The concept of a Development Pathway in Morphic Fit emerged from this very problem. We realized that growth isn't a linear climb; it's a series of 90-day sprints focused on specific cognitive dimensions. If you want to make better decisions under pressure, especially in unpredictable emerging markets, you need to consciously develop your Adaptive Reasoning. This isn’t about reading another business book. It’s about actively engaging in scenarios that force you to adapt, learn, and refine your judgment in real-time. It's about calibrated stress exposure.

I saw this play out dramatically during the early days of Wukr Wire. We were building a trade intelligence platform for African markets, a space riddled with information asymmetry and constantly shifting regulations. I thought I had everything figured out. I was wrong. The initial product was over-engineered, too complex for the actual needs of the users. I was trying to solve problems that didn't exist while missing the fundamental pain points. My Cognitive Load Tolerance was being pushed beyond its limit, and my Adaptive Reasoning suffered.

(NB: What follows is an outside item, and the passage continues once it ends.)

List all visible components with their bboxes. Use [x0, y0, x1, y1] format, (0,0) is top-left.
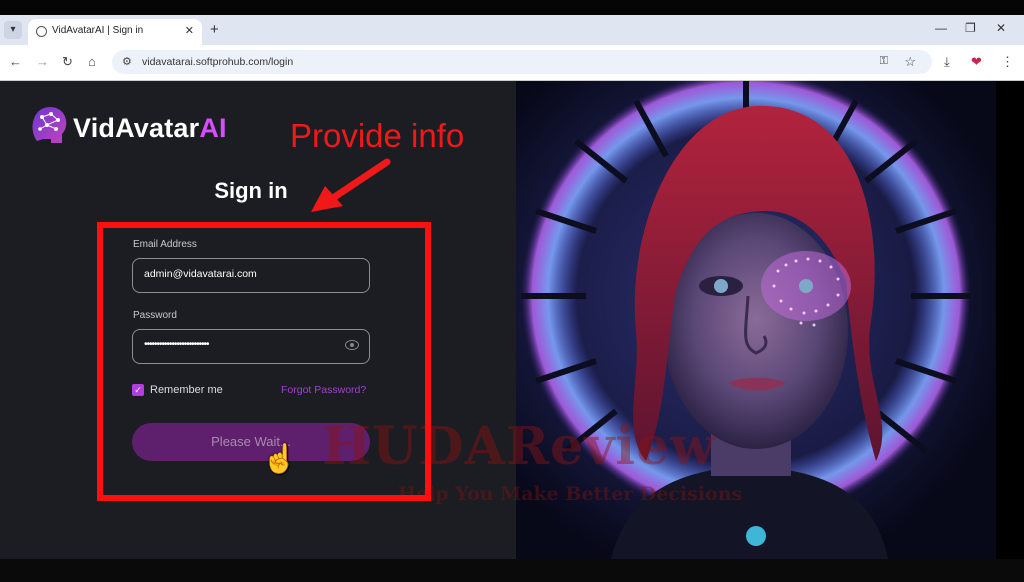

It was a painful lesson, but it forced me to simplify, to strip away the unnecessary features, and to focus on delivering tangible value in a chaotic environment. I had to become a better Navigator – someone comfortable with ambiguity, capable of making quick decisions with incomplete information.

The lie we tell ourselves about "untapped potential" also ignores the importance of fit. Not "cognitive resonance," which is often just code for homogeneity, but cognitive resonance. A person with immense potential in one environment can flounder in another because their cognitive profile doesn't align with the demands of the situation. A brilliant Architect, capable of building complex systems, might struggle in a fast-paced, crisis-driven environment that demands a Navigator.

So, what's the alternative to chasing this elusive "untapped potential"? Focus on expanding your Cognitive Load Tolerance through targeted development. Get honest about your strengths and weaknesses. Understand the cognitive demands of your role and your market. Stop trying to be everything to everyone, and start focusing on mastering the specific cognitive dimensions you need to thrive in your chosen arena.

What small, concrete action can you take this week to push your Cognitive Load Tolerance just a little bit further, and step into a new level of operational complexity?